The XML document that represents the base document, could be validated according to its DTD (which might or might not be a TEI variant).
The XML document that represents the annotation could be validated. This document will contain Xinclude tags, which must be made legal in the TEI (almost anywhere) if it is to be valid according to the TEI.
The XML document that represents the annotation could be validated after the expansion of the XInclude tags. In this case, the use of XInclude need not be part of the TEI DTD at all.

The working group is in agrement that TEI validation should be based on the last of these, validation after the expansion of XInclude tags. An issue that may need to be considered by the council is whether some conditions should be imposed so that a standoff document must include more than the minimum TEI root element literally, rather than by inclusion.

The use of XInclude allows for this kind of expansion and validation.
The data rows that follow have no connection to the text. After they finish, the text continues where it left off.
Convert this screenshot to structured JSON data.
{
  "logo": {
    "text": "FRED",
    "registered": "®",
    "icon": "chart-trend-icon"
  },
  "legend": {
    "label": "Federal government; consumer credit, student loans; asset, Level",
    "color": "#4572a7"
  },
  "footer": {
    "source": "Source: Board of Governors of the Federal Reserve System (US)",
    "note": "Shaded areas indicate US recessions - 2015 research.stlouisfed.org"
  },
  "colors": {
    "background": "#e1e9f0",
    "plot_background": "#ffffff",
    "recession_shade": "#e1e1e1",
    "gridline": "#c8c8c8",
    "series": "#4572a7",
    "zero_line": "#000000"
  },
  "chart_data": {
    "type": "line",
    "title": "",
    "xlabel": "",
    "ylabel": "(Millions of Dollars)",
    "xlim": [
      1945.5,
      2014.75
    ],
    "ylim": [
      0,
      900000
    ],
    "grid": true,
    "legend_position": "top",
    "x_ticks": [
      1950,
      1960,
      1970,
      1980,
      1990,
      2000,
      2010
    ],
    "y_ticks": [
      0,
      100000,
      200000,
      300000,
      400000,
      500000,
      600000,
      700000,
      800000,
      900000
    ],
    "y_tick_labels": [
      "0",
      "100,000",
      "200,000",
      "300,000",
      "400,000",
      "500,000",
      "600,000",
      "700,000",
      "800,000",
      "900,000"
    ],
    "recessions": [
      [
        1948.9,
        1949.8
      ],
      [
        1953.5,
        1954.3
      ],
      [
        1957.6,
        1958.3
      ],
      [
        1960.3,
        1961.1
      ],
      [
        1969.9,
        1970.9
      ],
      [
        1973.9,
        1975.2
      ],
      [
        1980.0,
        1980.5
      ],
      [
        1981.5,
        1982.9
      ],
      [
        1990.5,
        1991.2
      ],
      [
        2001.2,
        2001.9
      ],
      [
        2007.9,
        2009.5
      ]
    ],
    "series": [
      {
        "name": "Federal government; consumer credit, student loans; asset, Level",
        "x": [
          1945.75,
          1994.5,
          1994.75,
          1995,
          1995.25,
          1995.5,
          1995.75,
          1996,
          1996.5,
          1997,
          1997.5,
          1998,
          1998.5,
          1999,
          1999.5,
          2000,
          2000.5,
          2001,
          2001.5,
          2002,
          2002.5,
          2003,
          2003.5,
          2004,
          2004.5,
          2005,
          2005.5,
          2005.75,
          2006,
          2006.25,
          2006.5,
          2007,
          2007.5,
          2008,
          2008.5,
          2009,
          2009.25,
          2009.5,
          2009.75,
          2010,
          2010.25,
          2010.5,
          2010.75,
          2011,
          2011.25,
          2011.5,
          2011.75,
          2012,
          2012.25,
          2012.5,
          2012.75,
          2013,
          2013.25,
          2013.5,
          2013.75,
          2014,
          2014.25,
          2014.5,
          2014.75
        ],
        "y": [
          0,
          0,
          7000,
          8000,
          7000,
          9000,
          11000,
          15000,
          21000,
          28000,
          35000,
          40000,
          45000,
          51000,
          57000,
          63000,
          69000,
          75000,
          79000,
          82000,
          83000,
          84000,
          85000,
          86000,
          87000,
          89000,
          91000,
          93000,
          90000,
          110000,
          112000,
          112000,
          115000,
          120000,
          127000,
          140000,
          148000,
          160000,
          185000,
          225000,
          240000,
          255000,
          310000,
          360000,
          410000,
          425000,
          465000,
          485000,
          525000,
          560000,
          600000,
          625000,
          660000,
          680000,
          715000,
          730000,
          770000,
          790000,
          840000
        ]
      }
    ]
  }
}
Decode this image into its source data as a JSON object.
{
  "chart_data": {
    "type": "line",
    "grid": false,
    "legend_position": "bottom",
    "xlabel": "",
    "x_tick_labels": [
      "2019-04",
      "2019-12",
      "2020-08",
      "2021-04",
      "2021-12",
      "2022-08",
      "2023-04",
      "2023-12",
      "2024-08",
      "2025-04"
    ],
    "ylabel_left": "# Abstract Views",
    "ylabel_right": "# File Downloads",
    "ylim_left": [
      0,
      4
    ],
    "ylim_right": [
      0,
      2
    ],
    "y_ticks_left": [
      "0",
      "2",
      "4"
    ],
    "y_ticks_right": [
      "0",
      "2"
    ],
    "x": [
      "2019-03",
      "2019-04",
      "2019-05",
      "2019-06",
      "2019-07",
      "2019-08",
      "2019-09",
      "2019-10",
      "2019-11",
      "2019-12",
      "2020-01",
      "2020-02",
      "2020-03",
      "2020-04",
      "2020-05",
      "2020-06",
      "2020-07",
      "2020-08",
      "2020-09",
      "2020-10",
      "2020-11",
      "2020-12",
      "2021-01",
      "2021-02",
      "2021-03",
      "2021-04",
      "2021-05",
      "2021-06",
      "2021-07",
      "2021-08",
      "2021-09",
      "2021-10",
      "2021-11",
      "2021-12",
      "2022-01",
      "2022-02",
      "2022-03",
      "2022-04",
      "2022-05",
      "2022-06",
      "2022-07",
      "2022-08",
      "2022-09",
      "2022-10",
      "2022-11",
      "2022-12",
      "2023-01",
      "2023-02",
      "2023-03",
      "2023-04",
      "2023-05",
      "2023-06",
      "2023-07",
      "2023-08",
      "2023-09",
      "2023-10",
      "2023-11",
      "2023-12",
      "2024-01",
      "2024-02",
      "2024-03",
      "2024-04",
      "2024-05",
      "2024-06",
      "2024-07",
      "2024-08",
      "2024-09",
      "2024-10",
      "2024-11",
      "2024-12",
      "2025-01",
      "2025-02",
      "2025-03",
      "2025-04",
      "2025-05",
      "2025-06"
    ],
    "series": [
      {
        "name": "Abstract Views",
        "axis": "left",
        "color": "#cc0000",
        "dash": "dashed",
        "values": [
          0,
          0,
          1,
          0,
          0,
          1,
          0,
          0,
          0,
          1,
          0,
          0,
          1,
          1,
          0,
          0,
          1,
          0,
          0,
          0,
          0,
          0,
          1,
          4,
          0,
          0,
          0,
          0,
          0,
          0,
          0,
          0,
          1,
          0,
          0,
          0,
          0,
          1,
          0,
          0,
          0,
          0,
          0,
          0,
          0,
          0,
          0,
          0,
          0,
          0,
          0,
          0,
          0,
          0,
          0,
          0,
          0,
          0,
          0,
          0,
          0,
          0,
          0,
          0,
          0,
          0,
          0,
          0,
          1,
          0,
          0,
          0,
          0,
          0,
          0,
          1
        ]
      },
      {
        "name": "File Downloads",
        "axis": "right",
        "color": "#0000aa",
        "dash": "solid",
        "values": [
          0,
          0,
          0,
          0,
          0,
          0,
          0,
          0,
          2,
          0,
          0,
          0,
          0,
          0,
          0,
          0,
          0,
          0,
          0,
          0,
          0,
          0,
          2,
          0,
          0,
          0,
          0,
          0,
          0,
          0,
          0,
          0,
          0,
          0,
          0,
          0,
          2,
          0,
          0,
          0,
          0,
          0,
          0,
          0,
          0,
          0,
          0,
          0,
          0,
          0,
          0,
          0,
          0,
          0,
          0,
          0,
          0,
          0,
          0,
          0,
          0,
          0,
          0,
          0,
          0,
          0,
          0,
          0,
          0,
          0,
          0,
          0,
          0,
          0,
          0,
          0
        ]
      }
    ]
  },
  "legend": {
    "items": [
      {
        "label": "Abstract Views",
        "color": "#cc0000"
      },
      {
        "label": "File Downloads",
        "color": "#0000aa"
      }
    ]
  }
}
Because every stand-off stream needs to be expanded, validation may be expensive for some documents, if there are many stand-off streams for the same base document. Many existing schema processors have options to activate XInclude processing before schema validation. Since XInclude processing is an XML to XML transformation, it can practically be executed before validation, without additional specialized tools.

One can also imagine conditions beyond XML/SGML validity that might be worth checking in such documents -- overlap constraints between different views of a document, for instance. Custom software will still be required to check such conditions, as XInclude does not provide these sorts of facilities. This is not a change from the current situation.